Operações da PF não afetam inquérito em curso da ATS no Cade

Economia & Negócios

13 Abril 2018 | 04h00

A série de investigações no âmbito da Lava Jato que já citou a ATG, dona da ATS, não afetou o curso do inquérito administrativo que tramita há quase dois anos no Conselho Administrativo de Defesa Econômica (Cade). A empresa, que recebeu investimentos do Postalis (fundo de pensão dos funcionários dos Correios) – alvo das operações da Polícia Federal -, tem planos de abrir uma nova bolsa de valores no Brasil e acusa a B3 de ser a responsável desse projeto não ir para frente, apesar de todos os imbróglios que têm afetado a credibilidade do negócio.
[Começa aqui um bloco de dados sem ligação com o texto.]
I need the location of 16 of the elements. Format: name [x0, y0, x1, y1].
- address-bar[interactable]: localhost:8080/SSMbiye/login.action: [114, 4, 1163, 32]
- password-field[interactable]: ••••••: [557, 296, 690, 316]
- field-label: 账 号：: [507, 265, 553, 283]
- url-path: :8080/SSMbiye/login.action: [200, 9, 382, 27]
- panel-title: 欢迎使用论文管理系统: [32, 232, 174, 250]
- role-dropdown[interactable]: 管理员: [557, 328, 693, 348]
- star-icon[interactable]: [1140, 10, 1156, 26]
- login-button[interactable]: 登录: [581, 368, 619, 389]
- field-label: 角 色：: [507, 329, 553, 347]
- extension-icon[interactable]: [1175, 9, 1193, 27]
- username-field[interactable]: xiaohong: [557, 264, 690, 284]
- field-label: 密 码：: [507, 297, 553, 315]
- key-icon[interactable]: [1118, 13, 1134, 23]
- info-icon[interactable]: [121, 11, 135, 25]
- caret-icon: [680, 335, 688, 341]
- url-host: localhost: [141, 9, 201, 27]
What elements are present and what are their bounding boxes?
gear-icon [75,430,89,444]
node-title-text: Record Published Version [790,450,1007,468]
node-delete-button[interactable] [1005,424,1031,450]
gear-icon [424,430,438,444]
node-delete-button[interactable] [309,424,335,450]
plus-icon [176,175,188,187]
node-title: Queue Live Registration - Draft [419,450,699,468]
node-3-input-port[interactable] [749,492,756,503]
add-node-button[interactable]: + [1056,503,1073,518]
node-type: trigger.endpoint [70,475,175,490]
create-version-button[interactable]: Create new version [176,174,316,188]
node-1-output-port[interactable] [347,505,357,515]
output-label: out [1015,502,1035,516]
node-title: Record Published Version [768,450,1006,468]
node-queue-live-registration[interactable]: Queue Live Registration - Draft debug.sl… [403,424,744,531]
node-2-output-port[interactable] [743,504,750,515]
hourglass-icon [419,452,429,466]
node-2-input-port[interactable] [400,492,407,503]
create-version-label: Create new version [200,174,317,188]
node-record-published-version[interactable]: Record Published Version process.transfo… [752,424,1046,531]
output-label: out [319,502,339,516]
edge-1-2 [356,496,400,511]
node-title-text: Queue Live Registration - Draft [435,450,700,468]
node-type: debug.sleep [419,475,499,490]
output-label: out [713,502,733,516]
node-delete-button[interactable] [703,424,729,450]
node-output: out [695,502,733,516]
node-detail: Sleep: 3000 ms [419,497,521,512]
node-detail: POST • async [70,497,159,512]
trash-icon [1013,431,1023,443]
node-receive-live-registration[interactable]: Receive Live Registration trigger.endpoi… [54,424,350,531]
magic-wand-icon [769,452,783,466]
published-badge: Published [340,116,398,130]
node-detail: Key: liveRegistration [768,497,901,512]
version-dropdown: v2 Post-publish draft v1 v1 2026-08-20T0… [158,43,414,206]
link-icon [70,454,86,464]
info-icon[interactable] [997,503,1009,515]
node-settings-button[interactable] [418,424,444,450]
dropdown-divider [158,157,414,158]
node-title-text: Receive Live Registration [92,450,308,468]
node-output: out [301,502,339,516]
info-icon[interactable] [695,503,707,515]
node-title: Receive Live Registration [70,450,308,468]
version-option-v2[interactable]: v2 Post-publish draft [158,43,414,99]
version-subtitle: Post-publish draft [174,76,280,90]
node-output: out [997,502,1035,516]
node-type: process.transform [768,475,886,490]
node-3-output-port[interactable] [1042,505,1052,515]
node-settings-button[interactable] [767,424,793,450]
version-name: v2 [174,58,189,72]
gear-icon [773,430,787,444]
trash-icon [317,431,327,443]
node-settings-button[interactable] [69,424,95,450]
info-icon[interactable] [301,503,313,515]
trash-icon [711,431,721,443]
O Cade teria alegado que seguir com esse inquérito está dentro do escopo do regulador.

Não só isso
Em paralelo, a ATS está em uma arbitragem ativa com a B3, por conta de determinação do órgão antitruste, no âmbito da aprovação da fusão. Após esse processo, ficou determinado que sejam definidos preço e condições para o acesso do novo player, no caso a ATS, à infraestrutura da B3.

Ruiu
A operação deflagrada hoje é contra suspeitos de participar de um esquema de lavagem de dinheiro e pagamento de propina para gestores dos fundos de pensão dos Correios (Postalis) e do Serpro, empresa pública de tecnologia da informação. Procurado, o Cade informou que não comenta processos em andamento. A ATG diz que Arthur Pinheiro Machado e Patricia Iriarte estão sendo afastados de todas as suas funções na empresa. Garante ainda que a prestação de serviços aos clientes está e será mantida normalmente.